As per the title:
Consider 30 distinct computers. 6 of these computers are broken. How many ways are there of choosing
- 4 of any computer
- 4 computers with exactly 2 broken computers
- 4 computers with at most one broken computer
Progress so far:
- Use the binomial coefficient: $\begin{pmatrix} 30 \\ 4 \end{pmatrix} $
- Here I am not sure. Perhaps $\begin{pmatrix} 24 \\ 2 \end{pmatrix} \cdot \begin{pmatrix} 6 \\ 2 \end{pmatrix} $ ?
Can anyone give me some hints on how to think about the last two questions? Also, how would my answer to the first question be different if the computers were not distinct?
Your working for (2) is correct; out of the $6$ broken computers choose $2$, out of the $24$ non-broken ones choose another $2$, then multiply.
The same reasoning applies for (3).
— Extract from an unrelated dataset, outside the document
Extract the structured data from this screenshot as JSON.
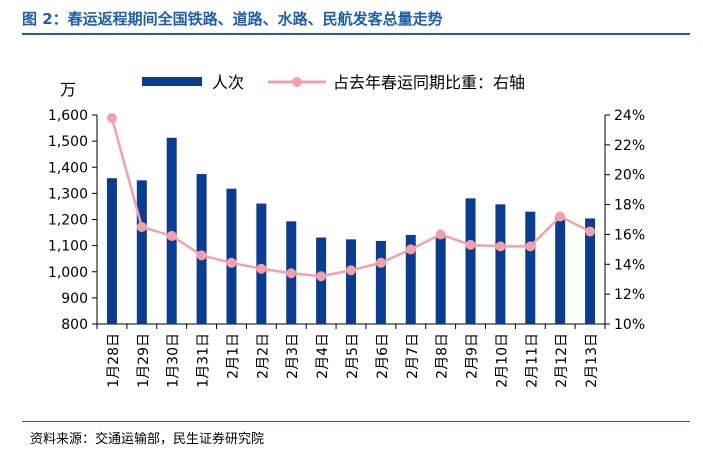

Either you choose $1$ broken and $3$ non-broken computers $\left(\binom{24}3\binom61\right)$ or $4$ non-broken computers $\left(\binom{24}4\binom60\right)$. You then add up these numbers of choices.
If the computers were not distinct, there would only be five ways to pick the computers. Once the number of broken computers is chosen $(0, 1, 2, 3, 4)$, the remaining computers must be non-broken.